Identifican las secuencias de ADN no codificable más antiguas que se conocen

Identifican Secuencias De ADN No Codificable
CSIC
Actualizado: miércoles, 17 agosto 2011 19:34

MADRID 17 Ago. (EUROPA PRESS) -

Un estudio en el que ha participado el Consejo Superior de Investigaciones Científicas (CSIC) ha identificado las secuencias de ADN no codificante más antiguas que se conocen, algunas de las cuales están presentes tanto en humanos como en parientes de los corales.

Según ha señalado el CSIC, la comparación de los genomas de múltiples animales, distribuidos por las ramas del árbol de la vida, ha desvelado que no sólo las proteínas que lo construyen, sino también algunas de las instrucciones de cómo y dónde usarlas estaban presentes en los ancestros del ser humano desde hace más de 550 millones de años.

El estudio, publicado en el último número de la revista 'Proceedings of the National Academy of Sciences' (PNAS), destaca que, desde hace más de 500 millones de años, la evolución ha ido seleccionando formas de combinar proteínas, de forma que los órganos y su fisiología han ido cambiando a través de generaciones, dando lugar a todos los tipos de animales que viven hoy o que existieron en el pasado.

"Por esta razón, uno de los objetivos de la investigación contemporánea en biología está en comprender esa combinatoria, su mecanismo y su evolución", ha explicado el investigador del CSIC José Luis Gómez-Skarmeta.

El científico ha señalado que únicamente el 5 por ciento del ADN de los vertebrados es codificante. Según el experto, esto supone que sólo una pequeña parte del genoma contiene genes capaces de generar ARN que sirva de mensajero entre el ADN y los mecanismos que se encargan de elaborar proteínas. El 95 por ciento restante de ADN no codificante ha recibido durante muchos años el nombre de 'ADN basura'.
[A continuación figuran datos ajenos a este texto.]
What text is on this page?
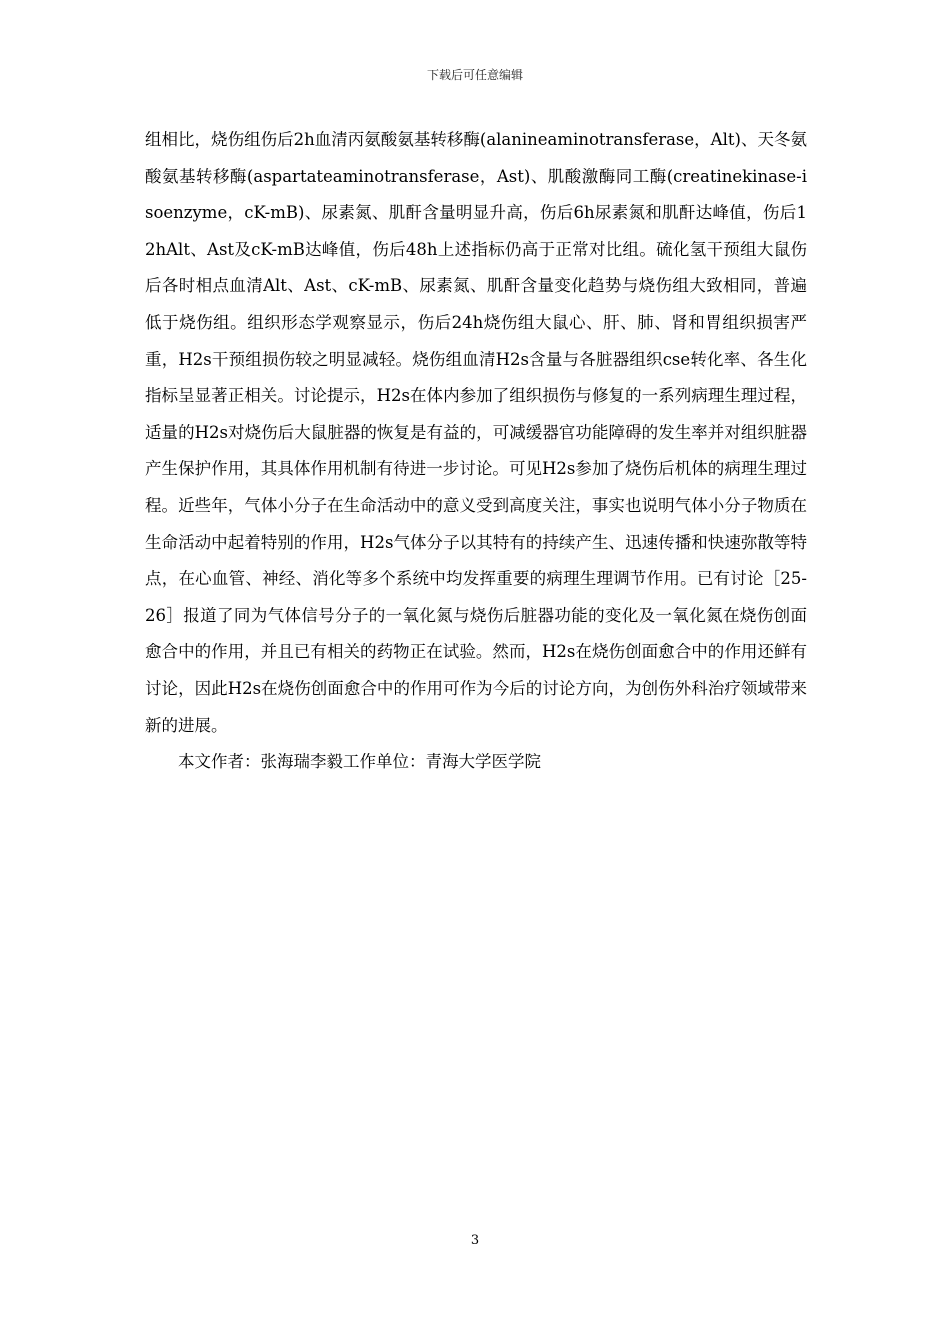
下载后可任意编辑

组相比，烧伤组伤后2h血清丙氨酸氨基转移酶(alanineaminotransferase，Alt)、天冬氨酸氨基转移酶(aspartateaminotransferase，Ast)、肌酸激酶同工酶(creatinekinase-isoenzyme，cK-mB)、尿素氮、肌酐含量明显升高，伤后6h尿素氮和肌酐达峰值，伤后12hAlt、Ast及cK-mB达峰值，伤后48h上述指标仍高于正常对比组。硫化氢干预组大鼠伤后各时相点血清Alt、Ast、cK-mB、尿素氮、肌酐含量变化趋势与烧伤组大致相同，普遍低于烧伤组。组织形态学观察显示，伤后24h烧伤组大鼠心、肝、肺、肾和胃组织损害严重，H2s干预组损伤较之明显减轻。烧伤组血清H2s含量与各脏器组织cse转化率、各生化指标呈显著正相关。讨论提示，H2s在体内参加了组织损伤与修复的一系列病理生理过程，适量的H2s对烧伤后大鼠脏器的恢复是有益的，可减缓器官功能障碍的发生率并对组织脏器产生保护作用，其具体作用机制有待进一步讨论。可见H2s参加了烧伤后机体的病理生理过程。近些年，气体小分子在生命活动中的意义受到高度关注，事实也说明气体小分子物质在生命活动中起着特别的作用，H2s气体分子以其特有的持续产生、迅速传播和快速弥散等特点，在心血管、神经、消化等多个系统中均发挥重要的病理生理调节作用。已有讨论［25-26］报道了同为气体信号分子的一氧化氮与烧伤后脏器功能的变化及一氧化氮在烧伤创面愈合中的作用，并且已有相关的药物正在试验。然而，H2s在烧伤创面愈合中的作用还鲜有讨论，因此H2s在烧伤创面愈合中的作用可作为今后的讨论方向，为创伤外科治疗领域带来新的进展。

本文作者：张海瑞李毅工作单位：青海大学医学院

3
"De las proteínas procedentes de ese 5 por ciento, sólo una parte, los denominados factores de transcripción, se encargan de controlar la expresión de otros genes, es decir, la producción de todas las herramientas del genoma", ha apuntado el investigador Fernando Casares.

El ADN no codificante, "injustamente calificado como ADN basura", según los investigadores, contiene las regiones reguladoras que son las que controlan cuándo, cómo, en qué cantidad y dónde se debe generar ARN a partir de ADN, un proceso que se denomina transcripción genética. "Estas regiones reguladoras son secuencias de ADN que actúan como pistas de aterrizaje molecular para las combinaciones de factores de transcripción", han explicado los científicos.

Del mismo modo, han indicado que cada tipo celular, a lo largo de su diferenciación, expresa combinaciones distintas, de modo que, si la pista está disponible y la combinación específica está presente en la célula los factores de transcripción 'aterrizarán' formando ciertas proteínas.

"Por ello, estas regiones reguladoras guardan la clave para entender el pasado, el presente y, quizá, el futuro de las células de un organismo", han señalado los investigadores del CSIC.

Durante la investigación se realizaron ensayos en distintos organismos, como erizos de mar, moscas de la fruta y peces cebra, que demostraron que una de las secuencias de ADN no codificante identificadas inducía a la expresión de neuronas en proceso de diferenciación en todos estos organismos.